OS CORRUPTOS
OS CORRUPTOS
(ACONTECEU NUM LUXUOSÍSSIMO RESTAURANTE DO LAGO SUL DE BRASÍLIA).
- Quero um filé de peixe ao molho de tamarindo e vagem cozida na água e sal, bem verdinha. Sal puro mesmo! E azeite de oliva. Puríssimo!
- Algo mais, senhor?
- Morei nos Estados Unidos!
- E... ?
- Lá eu era Busboy!
- Quê isso?
- Um tipo de serviço que a gente faz em restaurantes, recolher das mesas utensílios usados pelos clientes!
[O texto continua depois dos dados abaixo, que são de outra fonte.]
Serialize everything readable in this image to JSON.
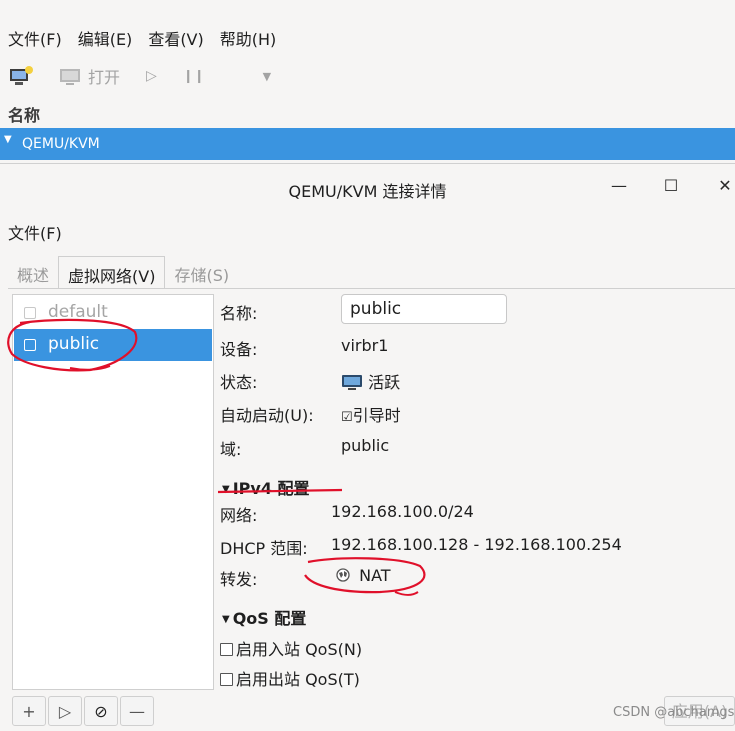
{
  "main_window": {
    "menu": [
      "文件(F)",
      "编辑(E)",
      "查看(V)",
      "帮助(H)"
    ],
    "toolbar": {
      "open_label": "打开"
    },
    "column_header": "名称",
    "connection": "QEMU/KVM"
  },
  "dialog": {
    "title": "QEMU/KVM 连接详情",
    "menu_file": "文件(F)",
    "window_buttons": {
      "minimize": "—",
      "maximize": "☐",
      "close": "✕"
    },
    "tabs": [
      "概述",
      "虚拟网络(V)",
      "存储(S)"
    ],
    "networks": [
      "default",
      "public"
    ],
    "details": {
      "name_label": "名称:",
      "name_value": "public",
      "device_label": "设备:",
      "device_value": "virbr1",
      "state_label": "状态:",
      "state_value": "活跃",
      "autostart_label": "自动启动(U):",
      "autostart_value": "引导时",
      "domain_label": "域:",
      "domain_value": "public"
    },
    "ipv4": {
      "section_title": "IPv4 配置",
      "network_label": "网络:",
      "network_value": "192.168.100.0/24",
      "dhcp_label": "DHCP 范围:",
      "dhcp_value": "192.168.100.128 - 192.168.100.254",
      "forward_label": "转发:",
      "forward_value": "NAT"
    },
    "qos": {
      "section_title": "QoS 配置",
      "inbound": "启用入站 QoS(N)",
      "outbound": "启用出站 QoS(T)"
    },
    "bottom_buttons": [
      "+",
      "▷",
      "⊘",
      "—"
    ],
    "apply_label": "应用(A)",
    "watermark": "CSDN @abchamgs"
  },
  "colors": {
    "selection": "#3a94e0",
    "annotation": "#e0102a"
  }
}
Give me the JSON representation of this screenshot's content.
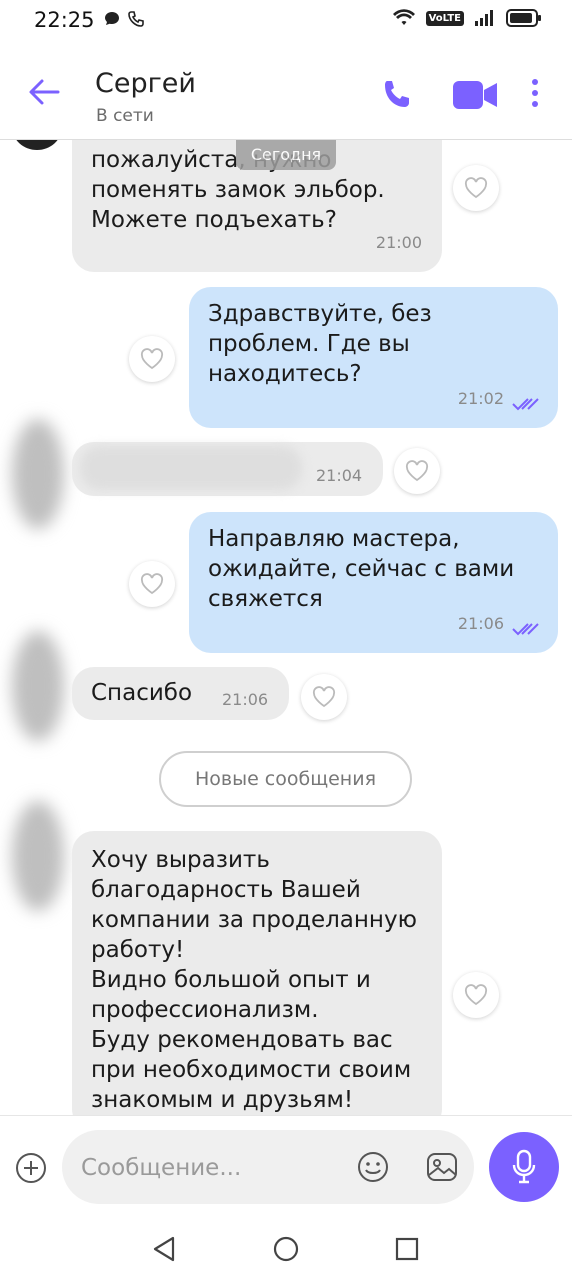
{
  "status_bar": {
    "time": "22:25",
    "volte": "VoLTE"
  },
  "header": {
    "contact_name": "Сергей",
    "presence": "В сети"
  },
  "date_chip": "Сегодня",
  "messages": [
    {
      "dir": "in",
      "text": "пожалуйста, нужно\nпоменять замок эльбор.\nМожете подъехать?",
      "time": "21:00"
    },
    {
      "dir": "out",
      "text": "Здравствуйте, без\nпроблем. Где вы\nнаходитесь?",
      "time": "21:02"
    },
    {
      "dir": "in",
      "text": "",
      "time": "21:04"
    },
    {
      "dir": "out",
      "text": "Направляю мастера,\nожидайте, сейчас с вами\nсвяжется",
      "time": "21:06"
    },
    {
      "dir": "in",
      "text": "Спасибо",
      "time": "21:06"
    },
    {
      "dir": "in",
      "text": "Хочу выразить\nблагодарность Вашей\nкомпании за проделанную\nработу!\nВидно большой опыт и\nпрофессионализм.\nБуду рекомендовать вас\nпри необходимости своим\nзнакомым и друзьям!",
      "time": ""
    }
  ],
  "new_messages_label": "Новые сообщения",
  "composer": {
    "placeholder": "Сообщение..."
  },
  "colors": {
    "accent": "#7b61ff",
    "outgoing": "#cde4fb",
    "incoming": "#ebebeb"
  },
  "icons": [
    "back-arrow-icon",
    "phone-icon",
    "video-icon",
    "more-icon",
    "heart-icon",
    "read-ticks-icon",
    "plus-icon",
    "emoji-icon",
    "gallery-icon",
    "mic-icon"
  ]
}
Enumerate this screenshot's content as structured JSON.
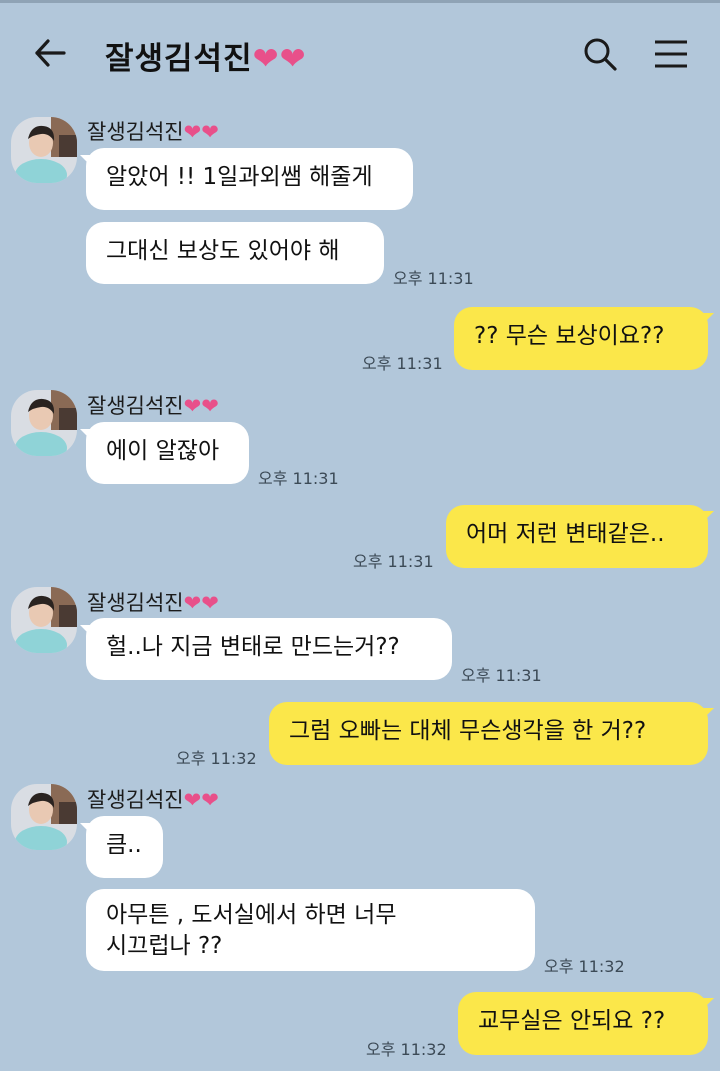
{
  "header": {
    "title": "잘생김석진",
    "title_hearts": "❤❤"
  },
  "sender": {
    "name": "잘생김석진",
    "hearts": "❤❤"
  },
  "messages": [
    {
      "text": "알았어 !! 1일과외쌤 해줄게"
    },
    {
      "text": "그대신 보상도 있어야 해",
      "time": "오후 11:31"
    },
    {
      "text": "?? 무슨 보상이요??",
      "time": "오후 11:31"
    },
    {
      "text": "에이 알잖아",
      "time": "오후 11:31"
    },
    {
      "text": "어머 저런 변태같은..",
      "time": "오후 11:31"
    },
    {
      "text": "헐..나 지금 변태로 만드는거??",
      "time": "오후 11:31"
    },
    {
      "text": "그럼 오빠는 대체 무슨생각을 한 거??",
      "time": "오후 11:32"
    },
    {
      "text": "큼.."
    },
    {
      "line1": "아무튼 , 도서실에서 하면 너무",
      "line2": "시끄럽나 ??",
      "time": "오후 11:32"
    },
    {
      "text": "교무실은 안되요 ??",
      "time": "오후 11:32"
    }
  ],
  "colors": {
    "background": "#b2c7da",
    "outgoing_bubble": "#fbe74a",
    "incoming_bubble": "#ffffff",
    "heart": "#e8508a"
  },
  "icons": [
    "back-arrow-icon",
    "search-icon",
    "menu-icon"
  ]
}
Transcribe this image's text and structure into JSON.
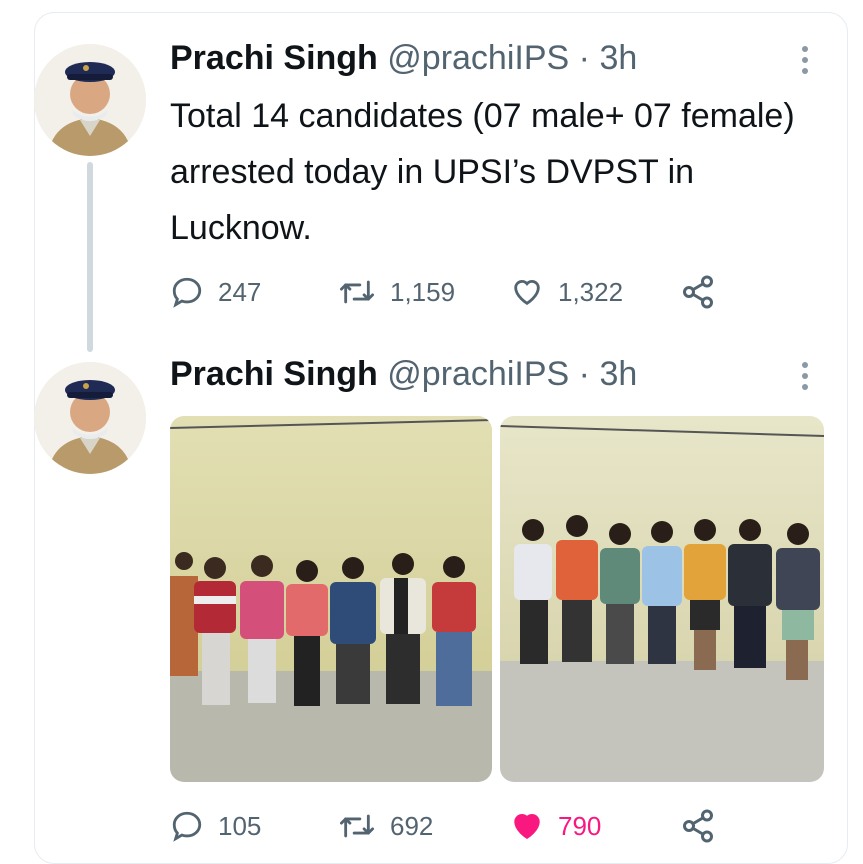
{
  "tweets": [
    {
      "author": {
        "name": "Prachi Singh",
        "handle": "@prachiIPS",
        "time": "3h"
      },
      "separator": "·",
      "text": "Total 14 candidates (07 male+ 07 female) arrested today in UPSI’s DVPST in Lucknow.",
      "stats": {
        "replies": "247",
        "retweets": "1,159",
        "likes": "1,322"
      },
      "liked": false
    },
    {
      "author": {
        "name": "Prachi Singh",
        "handle": "@prachiIPS",
        "time": "3h"
      },
      "separator": "·",
      "text": "",
      "stats": {
        "replies": "105",
        "retweets": "692",
        "likes": "790"
      },
      "liked": true
    }
  ],
  "icons": {
    "reply": "reply-icon",
    "retweet": "retweet-icon",
    "like": "heart-icon",
    "share": "share-icon",
    "more": "more-icon"
  },
  "colors": {
    "liked": "#f91880",
    "secondary_text": "#536471",
    "thread_line": "#cfd9de"
  }
}
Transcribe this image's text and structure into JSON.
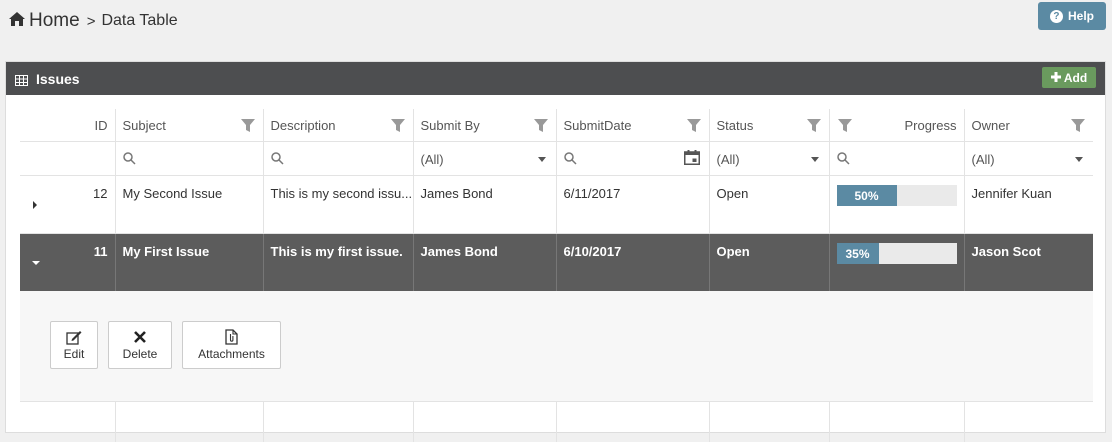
{
  "breadcrumb": {
    "home_label": "Home",
    "separator": ">",
    "current": "Data Table"
  },
  "help_label": "Help",
  "panel": {
    "title": "Issues",
    "add_label": "Add"
  },
  "columns": [
    {
      "key": "id",
      "label": "ID"
    },
    {
      "key": "subject",
      "label": "Subject"
    },
    {
      "key": "description",
      "label": "Description"
    },
    {
      "key": "submit_by",
      "label": "Submit By"
    },
    {
      "key": "submit_date",
      "label": "SubmitDate"
    },
    {
      "key": "status",
      "label": "Status"
    },
    {
      "key": "progress",
      "label": "Progress"
    },
    {
      "key": "owner",
      "label": "Owner"
    }
  ],
  "filters": {
    "submit_by": "(All)",
    "status": "(All)",
    "owner": "(All)"
  },
  "rows": [
    {
      "id": "12",
      "subject": "My Second Issue",
      "description": "This is my second issu...",
      "submit_by": "James Bond",
      "submit_date": "6/11/2017",
      "status": "Open",
      "progress": 50,
      "progress_label": "50%",
      "owner": "Jennifer Kuan",
      "expanded": false,
      "selected": false
    },
    {
      "id": "11",
      "subject": "My First Issue",
      "description": "This is my first issue.",
      "submit_by": "James Bond",
      "submit_date": "6/10/2017",
      "status": "Open",
      "progress": 35,
      "progress_label": "35%",
      "owner": "Jason Scot",
      "expanded": true,
      "selected": true
    }
  ],
  "detail_actions": {
    "edit": "Edit",
    "delete": "Delete",
    "attachments": "Attachments"
  },
  "icons": {
    "home": "home-icon",
    "help": "question-circle-icon",
    "grid": "table-grid-icon",
    "add": "plus-icon",
    "filter": "filter-funnel-icon",
    "search": "search-icon",
    "calendar": "calendar-icon",
    "edit": "edit-icon",
    "delete": "x-icon",
    "attachments": "attachment-file-icon"
  },
  "colors": {
    "header_bar": "#4d4e50",
    "help_button": "#5b8aa3",
    "add_button": "#6a9a5e",
    "selected_row": "#5c5c5c",
    "progress_fill": "#5b8aa3"
  }
}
- Ah! Sou louco pra ir pra lá. Faturar uma grana! Vim do Maranhão há pouco tempo. Aqui a gente rala muito e ganha uma merreca. Nem dá pra sobreviver. Algo mais, senhor?
- Só um lembrete: se por acaso o peixe tiver espinho, um espinhozinho sequer, processo o restaurante!
A ameaça soou bem séria. Logo após, o cliente voltou a comentar:
- Nos Estados Unidos não se encontra espinho em peixe. Nem pra remédio! Aqui é essa m... ! Mais espinho que peixe!
- Certo! Vou dizer ao Chef!
O garçom saiu apressado. Outro cliente, sentado à direita do exigente, se dirigiu a ele, puxando conversa. Esse era um homem grisalho na casa dos 50, muito bem vestido e perfumado, o qual exibia na mão peluda, um anel de formatura.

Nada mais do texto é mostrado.